La haute juridiction administrative est la principale victime de ce vaudeville. Se trouve ici questionné, son engagement au service des droits et libertés. A la manière de la Cour constitutionnelle, elle donne l’impression d’être disposée à tout justifier, à satisfaire tous les caprices des thuriféraires du pouvoir. Au demeurant, l’annulation de l’élection de Lubin Ntoutoume apparait tout à la fois comme une faute et une erreur. D’un point de vue éthique, il y a tant à dire sur l’impartialité, la transparence et l’indépendance de cette décision (lire «Les soupçons du Barreau»). Au plan déontologique, de nombreux manquements aux principes généraux du droit sont pointés (lire «La riposte»). Comment les juges administratifs ont-ils pu laisser leur juridiction s’affranchir du principe du contradictoire ? Ont-ils vraiment du mal à établir le distinguo entre les compétences de leur premier président et celles de leur juridiction ? Ont-ils l’intention de plaider pour le droit de chacun à «se prévaloir de ses propres turpitudes» ?

Une volonté de mise au pas de la justice

De toute évidence, la justice gabonaise n’a jamais autant été en délicatesse avec l’intérêt général. Dans les procédures civiles, pénales et en matière constitutionnelle, elle a systématiquement rendu des décisions contestées. Invariablement, elle a volé au secours des parties réputées proches du pouvoir en place. A ces fâcheux précédents, le Conseil d’Etat a ajouté l’ingérence dans les affaires intérieures d’un ordre professionnel. Pourtant, l’alinéa 2 de l’article 53 de la loi n°013/2014 relative à la profession d’avocat autorise l’assemblée générale à délibérer «sur l’élection des membres du Conseil de l’ordre et du bâtonnier». N’est-ce pas suffisant pour connaître de ce litige ? Même si d’autres dispositions du même texte placent le bâtonnier au centre du processus de convocation d’une assemblée générale, les avocats pouvaient trouver une issue de sortie. En tout cas, ils sont réputés assez grands pour régler leurs affaires sans intervention extérieure.

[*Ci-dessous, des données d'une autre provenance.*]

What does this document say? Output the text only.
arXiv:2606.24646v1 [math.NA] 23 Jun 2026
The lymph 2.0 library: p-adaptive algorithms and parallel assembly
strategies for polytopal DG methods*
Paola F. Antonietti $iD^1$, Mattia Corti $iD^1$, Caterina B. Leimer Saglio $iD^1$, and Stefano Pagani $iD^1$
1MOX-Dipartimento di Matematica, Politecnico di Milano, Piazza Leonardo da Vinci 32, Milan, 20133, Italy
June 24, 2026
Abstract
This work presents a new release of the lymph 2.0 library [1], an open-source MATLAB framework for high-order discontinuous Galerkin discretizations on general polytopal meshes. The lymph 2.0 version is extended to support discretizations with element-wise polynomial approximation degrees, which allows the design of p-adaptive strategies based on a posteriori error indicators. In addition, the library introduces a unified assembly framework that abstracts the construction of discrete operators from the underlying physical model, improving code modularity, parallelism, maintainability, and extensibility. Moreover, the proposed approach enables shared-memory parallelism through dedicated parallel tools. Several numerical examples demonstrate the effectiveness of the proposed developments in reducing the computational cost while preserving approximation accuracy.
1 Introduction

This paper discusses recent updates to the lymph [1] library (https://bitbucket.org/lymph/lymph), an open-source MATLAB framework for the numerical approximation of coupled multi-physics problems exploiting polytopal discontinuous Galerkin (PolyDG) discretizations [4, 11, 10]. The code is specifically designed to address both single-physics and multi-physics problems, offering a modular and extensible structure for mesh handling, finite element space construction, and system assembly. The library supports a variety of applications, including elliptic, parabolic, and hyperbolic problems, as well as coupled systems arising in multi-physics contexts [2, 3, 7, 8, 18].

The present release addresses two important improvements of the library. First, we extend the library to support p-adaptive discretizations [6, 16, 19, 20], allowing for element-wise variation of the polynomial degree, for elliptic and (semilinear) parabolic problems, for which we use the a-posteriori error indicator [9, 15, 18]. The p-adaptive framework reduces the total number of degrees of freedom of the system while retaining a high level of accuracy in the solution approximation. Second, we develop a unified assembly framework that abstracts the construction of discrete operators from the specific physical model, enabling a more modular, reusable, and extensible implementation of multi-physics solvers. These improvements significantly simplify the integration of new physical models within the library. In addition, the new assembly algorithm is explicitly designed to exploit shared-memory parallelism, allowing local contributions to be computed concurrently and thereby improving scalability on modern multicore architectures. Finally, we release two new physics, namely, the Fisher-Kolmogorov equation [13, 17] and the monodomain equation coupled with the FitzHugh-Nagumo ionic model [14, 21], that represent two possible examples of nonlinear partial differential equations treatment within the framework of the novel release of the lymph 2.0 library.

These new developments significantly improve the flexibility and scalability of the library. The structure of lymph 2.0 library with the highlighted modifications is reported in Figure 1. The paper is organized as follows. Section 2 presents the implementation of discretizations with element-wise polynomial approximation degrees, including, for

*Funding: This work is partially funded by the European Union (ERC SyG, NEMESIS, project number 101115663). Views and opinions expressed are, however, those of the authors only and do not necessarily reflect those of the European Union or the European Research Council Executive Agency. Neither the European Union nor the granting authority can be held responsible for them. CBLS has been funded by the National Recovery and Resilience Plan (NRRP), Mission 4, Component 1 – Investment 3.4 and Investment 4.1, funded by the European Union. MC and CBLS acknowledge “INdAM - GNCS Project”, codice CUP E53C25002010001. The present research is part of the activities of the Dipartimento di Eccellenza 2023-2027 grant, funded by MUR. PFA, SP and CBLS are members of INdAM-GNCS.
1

Dans un contexte de crise démocratique, l’annulation de l’élection du bâtonnier traduit une volonté de mise au pas. Elle souligne l’intention de maintenir le barreau sous contrôle. Elle est la marque d’un refus de laisser la justice gagner en indépendance. Après tout, de par leur présence en amont comme en aval des audiences, les avocats jouent un rôle sans cesse croissant dans le système judiciaire. A la fois complémentaires et opposés aux juges, ils ont leur mot à dire durant les enquêtes, les gardes à vue et même les instructions. A tous points de vue, leur mission s’inscrit dans la défense des droits fondamentaux, ADN de toute démocratie. De ce point de vue, la décision du 6 juin va à contre-courant des exigences de bonne gouvernance : primauté de l’Etat de droit, ouverture sur la société, reddition des comptes et transparence. Autrement dit, si la requête de Jean-Pierre Akumbu m’Oluna était dirigée contre une personnalité en particulier, c’est raté. A ce jour, elle a fait une seule et unique victime : le Conseil d’Etat.